Cyree Jarelle Johnson is a writer and librarian living in New York City. His first book of poetry, SLINGSHOT, will be published by Nightboat Books in 2019. He is currently an Undergraduate Creative Writing Teaching Fellow at Columbia University, where he is also a candidate for an MFA. His work has appeared recently in The New York Times and WUSSY. He has given speeches and lectures at The White House, The Whitney Museum of American Art, The University of Pennsylvania, The Philadelphia Trans Health Conference, Tufts University, and Mother Bethel AME Church, among other venues. Cyree Jarelle has received fellowships and grants from Culture/Strike, Leeway Foundation, Astraea Foundation, Rewire.News/Disabled Writers, Columbia University, and the Davis-Putter Scholarship Fund. He is a founding member of The Harriet Tubman Collective and The Deaf Poets Society.

 

Jina B. Kim is an Assistant Professor of English Language & Literature and the Study of Women & Gender at Smith College. She specializes in feminist disability studies, women-of-color feminisms/queer-of-color critique and contemporary ethnic U.S. literatures with an emphasis on feminist-of-color writing and cultural expression post-1968. She is currently at work on a manuscript, Anatomy of the City: Race, Disability, and U.S. Fictions of Dependency, which examines how multiethnic U.S. literatures situated in post-Reagan cities recuperate the maligned condition of public dependency.

 

 

 

Diana Paulin is Associate Professor of American Studies and English at Trinity College. Her first book, Imperfect Unions: Staging Miscegenation in US Drama and Fiction, won the Errol Hill Award for Outstanding Scholarship in African American Theatre Studies. She has continued to examine how race intersects with other aspects of identity by addressing topics, such as racial performance, critical autism studies and race, and race and sexuality, in her research, publications, teaching, and presentations.

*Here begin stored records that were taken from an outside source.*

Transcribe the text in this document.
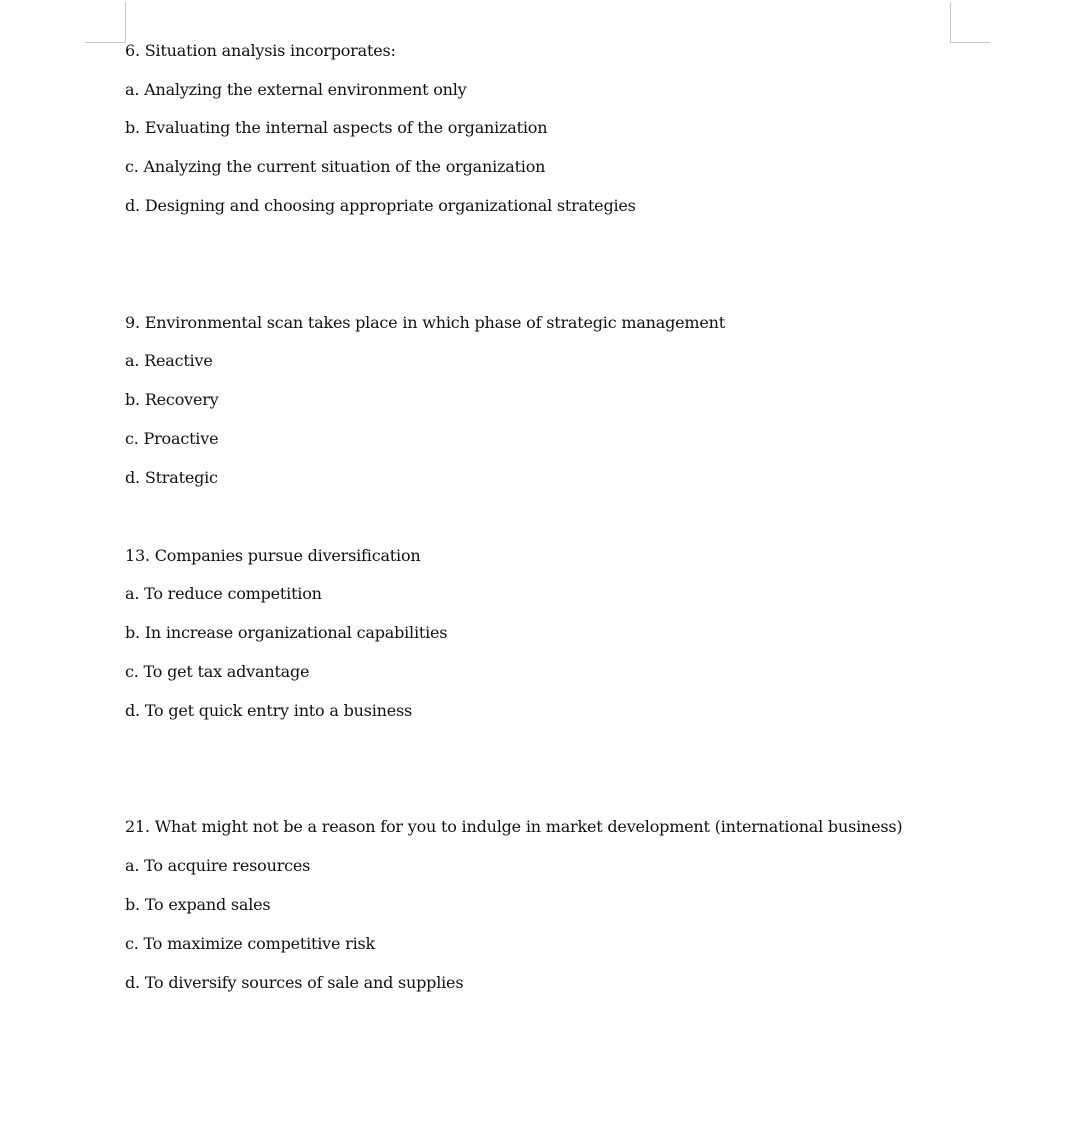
6. Situation analysis incorporates:
a. Analyzing the external environment only
b. Evaluating the internal aspects of the organization
c. Analyzing the current situation of the organization
d. Designing and choosing appropriate organizational strategies
9. Environmental scan takes place in which phase of strategic management
a. Reactive
b. Recovery
c. Proactive
d. Strategic
13. Companies pursue diversification
a. To reduce competition
b. In increase organizational capabilities
c. To get tax advantage
d. To get quick entry into a business
21. What might not be a reason for you to indulge in market development (international business)
a. To acquire resources
b. To expand sales
c. To maximize competitive risk
d. To diversify sources of sale and supplies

More recently, she presented work on race and disability at the MLA, the ASA, and at the SDS (Society for Disability Studies); Paulin also published a commentary on the intersections of Disability Studies and Critical Race Studies in Disability Studies Quarterly. She is currently working on a book project entitled: Black Autism.

 

 

 

 

Nic John Ramos is a Mellon Postdoctoral Fellow at Brown University affiliated with the Department of Africana Studies and the Center for the Study of Slavery and Justice. He is a scholar of the history of medicine and urban policy. His work contributes to the growing scholarship on racial capitalism by bringing together the discourses of feminist, queer, and disability studies with political economy. His book project examines how post-1965 health institutions produced and legitimated new ways of seeing race and sexuality that split communities of color between a “multicultural mainstream” and a “permanent underclass” by the 1980s.

 

 

Spectrum Theatre Ensemble is a group of theatre artists, both neurotypical and on the autism spectrum, based in Providence, RI. The company was founded in 2017 by Clay B. Martin, PJ Miller, and a diverse group of individuals who share a common belief: that the theatre provides a unique venue for the understanding and inclusion of all, and that our society and culture are stronger for it. By producing relevant and high-quality productions and workshops, STE aims to engage both artists and audiences to develop social skills, empathy, and understanding, and to spread the message of inclusion all over the world.